17.3.08

Soberania da Intolerância

Domingo passado (16/03) saiu uma reportagem interessante no jornal carioca Extra sobre como algumas igrejas neopentecostais sediadas em favelas no Rio de Janeiro estão se aliando a traficantes em uma estranha simbiose de fé. Os traficantes membros dessas igrejas estão coagindo, ameaçando e expulsando freqüentadores de terreiros de culto afro presentes nas comunidades. Em troca, as igrejas prometem bênçãos, salvação eterna e perdão dos (muitos!) pecados cometidos pelas suas ovelhas negras.

O jornal apressou-se a deixar claro que são igrejas independentes. Evidentemente as últimas ações da IURD tentando um golpe sincronizado de censura através de ações judiciais ainda estão muito frescas na memóra do meio jornalístico. Já nessa segunda-feira (17/03) o caso deverá parar nas mãos do secretário de segurança pública do estado, José Mariano Beltrame, solicitada pelos praticantes do espiritismo ameaçados pela agressividade imposta pelos auto-denominados "Bandidos de Cristo", cujos fuzis são abençoados em cultos nessas igrejas.

Embora já tenha ido uma vez a um terreiro em dia de festa de Ogum (São Jorge, para quem não conhece), não faço parte do credo e tampouco defendo as práticas da umbanda e candomblé. Em determinadas situações elas conseguem prestar mais deserviço à ordem pública do que as igrejas, quando das vezes em que alguns de seus adeptos poluem as ruas com oferendas diversas a seus santos e entidades primitivas.

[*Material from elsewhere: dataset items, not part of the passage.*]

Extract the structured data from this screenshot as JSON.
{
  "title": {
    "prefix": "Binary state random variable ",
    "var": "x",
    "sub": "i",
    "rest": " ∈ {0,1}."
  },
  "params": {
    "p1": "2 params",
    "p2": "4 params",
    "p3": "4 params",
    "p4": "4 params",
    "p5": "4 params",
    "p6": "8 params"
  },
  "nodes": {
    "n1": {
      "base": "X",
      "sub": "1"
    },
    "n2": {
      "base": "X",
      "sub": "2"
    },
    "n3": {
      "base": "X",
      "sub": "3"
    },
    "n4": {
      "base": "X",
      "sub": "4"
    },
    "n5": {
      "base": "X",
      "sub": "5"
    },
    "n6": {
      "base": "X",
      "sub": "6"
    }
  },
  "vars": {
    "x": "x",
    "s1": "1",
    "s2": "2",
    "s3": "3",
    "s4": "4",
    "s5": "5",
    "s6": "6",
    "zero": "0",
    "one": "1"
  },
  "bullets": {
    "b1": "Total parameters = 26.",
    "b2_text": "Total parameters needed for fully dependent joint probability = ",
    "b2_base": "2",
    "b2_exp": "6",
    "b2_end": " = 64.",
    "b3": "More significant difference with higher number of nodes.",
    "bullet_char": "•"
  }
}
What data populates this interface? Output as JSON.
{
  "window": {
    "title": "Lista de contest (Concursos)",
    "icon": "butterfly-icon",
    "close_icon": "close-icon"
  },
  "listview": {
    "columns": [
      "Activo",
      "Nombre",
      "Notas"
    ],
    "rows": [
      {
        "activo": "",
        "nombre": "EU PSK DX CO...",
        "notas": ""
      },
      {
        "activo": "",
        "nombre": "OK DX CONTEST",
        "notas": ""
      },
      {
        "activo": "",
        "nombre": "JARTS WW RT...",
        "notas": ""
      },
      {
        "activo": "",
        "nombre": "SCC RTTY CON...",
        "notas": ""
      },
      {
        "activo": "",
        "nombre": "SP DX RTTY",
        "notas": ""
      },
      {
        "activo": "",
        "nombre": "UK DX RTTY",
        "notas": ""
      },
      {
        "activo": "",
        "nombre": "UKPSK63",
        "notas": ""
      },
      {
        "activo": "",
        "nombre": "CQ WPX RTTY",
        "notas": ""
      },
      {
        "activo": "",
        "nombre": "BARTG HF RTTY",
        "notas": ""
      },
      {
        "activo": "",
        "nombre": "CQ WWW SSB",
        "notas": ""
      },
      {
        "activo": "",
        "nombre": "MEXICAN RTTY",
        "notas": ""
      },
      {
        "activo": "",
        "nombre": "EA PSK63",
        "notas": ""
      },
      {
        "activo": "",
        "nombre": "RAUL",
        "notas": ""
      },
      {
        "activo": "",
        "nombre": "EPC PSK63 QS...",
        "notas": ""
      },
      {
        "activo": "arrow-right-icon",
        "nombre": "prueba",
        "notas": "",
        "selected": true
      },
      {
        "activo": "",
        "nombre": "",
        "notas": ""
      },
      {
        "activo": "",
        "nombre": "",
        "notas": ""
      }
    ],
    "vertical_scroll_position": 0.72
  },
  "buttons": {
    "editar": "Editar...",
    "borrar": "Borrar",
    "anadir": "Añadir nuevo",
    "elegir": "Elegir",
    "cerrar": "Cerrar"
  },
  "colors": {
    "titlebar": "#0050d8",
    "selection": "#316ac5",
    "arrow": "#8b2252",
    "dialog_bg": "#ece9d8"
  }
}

Mesmo assim é reservado à eles, segundo a Lei VI do Artigo 5º. da Constituição, o direito de praticar seus rituais do mesmo modo que as igrejas cristãs-judaicas-islâmicas (só pra ficar nos exemplos maiores), afinal, apesar da bagunça, isso aqui ainda é uma democracia laica, não é?

A questão vai além de seus desdobramentos sociais. Ser religioso monoteísta em uma sociedade moderna imersa em um mundo globalizado é equilibrar-se em um delicado muro que separa crenças e dogmas em uma circense e hipócrita demonstração de tolerância. Pelo menos para ser politicamente correto, a maioria tenta ver condescentemente o outro como uma espécie de ignorante que não conhece a verdade e está involuntariamente do lado errado da cerca. Quando não há vontade de respeitar a diferença, enxerga-se um adversário de fé, um inimigo que acredita e cultua aquilo que os respectivos dogmas chamam de diabo, espíritos malignos, encostos, "coisa do mundo" etc.

Já seria um problema bastante complicado se apenas fossem palavras soltas em livros de fés primitivas e sem importância. Mas suas lideranças reforçam o sentimento de diferenciação de seu rebanho, como é o caso do atual pontífice da ICAR, Joseph Ratzinger, que insiste em deixar bastante claro seu narcisismo dogmático ao recentemente publicar bulas que afirmas a ICAR como sendo "verdadeira e única depositária da fé cristã".

No fundo, no fundo, nem é tão novidade assim. Quantas matanças, desterros e injustiças contra praticantes de outros credos que não a da religião dominante já não foram levadas à cabo em nome de deus ao longo da história? A história apenas se retepete, agora bem mais perto de nós.

Um comentário:

Anônimo disse...

A problemática vem da má interpretação do maior instrumento de fé dos cristãos, a Bíblia.Nela, muitas práticas como você disse, "mundanas", são abominadas.Porém, na prática a transmição dos valores cristãos baseados pelo Livro Sagrado vem se corrompendo. É uma questão de fé. Ou você acredita, ou não.